笔趣阁 > 古言 > 一品贵妃 >
        这本身就是件不寻常的事。

        顾昕想,假如她真是个男孩儿,那跟着父亲四处走走,长长见识,学学做生意的门道还说得过去,偏她是个小姑娘,跟着父亲出门在外,确实有很多不方便的地方。而且过年也好,清明也好,他们从来都是在外头遥祭一下,从来没有回过故乡,没有在老宅子里祭祖,也没有去给祖父祖母上坟。

        现在就说得通了。

        是为了避祸,不得已才远离家乡,在外面不会在一个地方久待,漂泊不定的。有时候住在客栈,有时候住在车上,船上,甚至投宿在山野人家。

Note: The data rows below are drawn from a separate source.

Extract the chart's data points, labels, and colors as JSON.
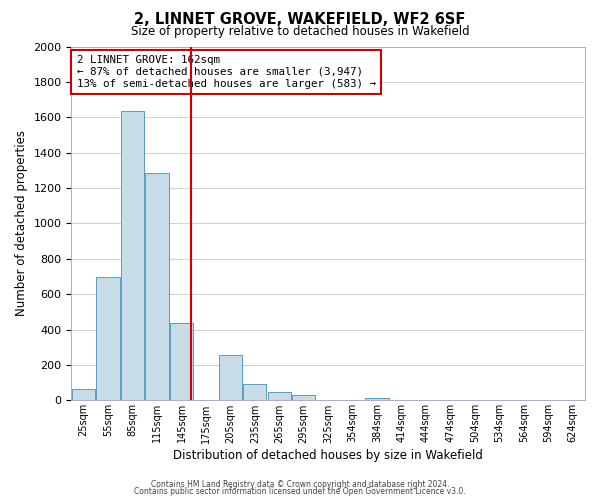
{
  "title": "2, LINNET GROVE, WAKEFIELD, WF2 6SF",
  "subtitle": "Size of property relative to detached houses in Wakefield",
  "xlabel": "Distribution of detached houses by size in Wakefield",
  "ylabel": "Number of detached properties",
  "bar_labels": [
    "25sqm",
    "55sqm",
    "85sqm",
    "115sqm",
    "145sqm",
    "175sqm",
    "205sqm",
    "235sqm",
    "265sqm",
    "295sqm",
    "325sqm",
    "354sqm",
    "384sqm",
    "414sqm",
    "444sqm",
    "474sqm",
    "504sqm",
    "534sqm",
    "564sqm",
    "594sqm",
    "624sqm"
  ],
  "bar_values": [
    65,
    695,
    1635,
    1285,
    440,
    0,
    255,
    90,
    50,
    30,
    0,
    0,
    15,
    0,
    0,
    0,
    0,
    0,
    0,
    0,
    0
  ],
  "vline_bar_index": 4.4,
  "bar_color": "#c8dce8",
  "bar_edge_color": "#5b9bbf",
  "vline_color": "#cc0000",
  "annotation_text": "2 LINNET GROVE: 162sqm\n← 87% of detached houses are smaller (3,947)\n13% of semi-detached houses are larger (583) →",
  "annotation_box_color": "#ffffff",
  "annotation_box_edge_color": "#cc0000",
  "ylim": [
    0,
    2000
  ],
  "yticks": [
    0,
    200,
    400,
    600,
    800,
    1000,
    1200,
    1400,
    1600,
    1800,
    2000
  ],
  "footnote1": "Contains HM Land Registry data © Crown copyright and database right 2024.",
  "footnote2": "Contains public sector information licensed under the Open Government Licence v3.0.",
  "background_color": "#ffffff",
  "grid_color": "#d0d0d0"
}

        “那你这几年,是不是……”顾昕想到他瘦削的身材,有些苍白的脸色:“是不是吃了很多苦?”

        是不是遭遇了生命危险?

        “我们家的仇人是谁?”

        顾昕不会天真的以为这个天下乾坤朗朗,世道清明。实际上,因为她现在的位置,她知道的更多些。

        即使顾家有仇家,她也不惧怕。

        顾昕头一次觉得做这个贵妃也有好处,最起码,她现在也能反过来护住顾峪了吧?

        “仇人都已经死了。”顾峪轻描淡写的说:“说起来,我们家并不是理亏的那一边。仇人……他们一直想谋求我们家祖传的物件,为此不惜杀人放火,做尽了伤天害理的事情,算是死有余辜。”

        “那,我……”顾昕本能的感觉到顾峪刚才话里杀气腾腾。

        仇人都已经死了?怎么死的?肯定不可能是同年同月同日恰巧都病死了吧?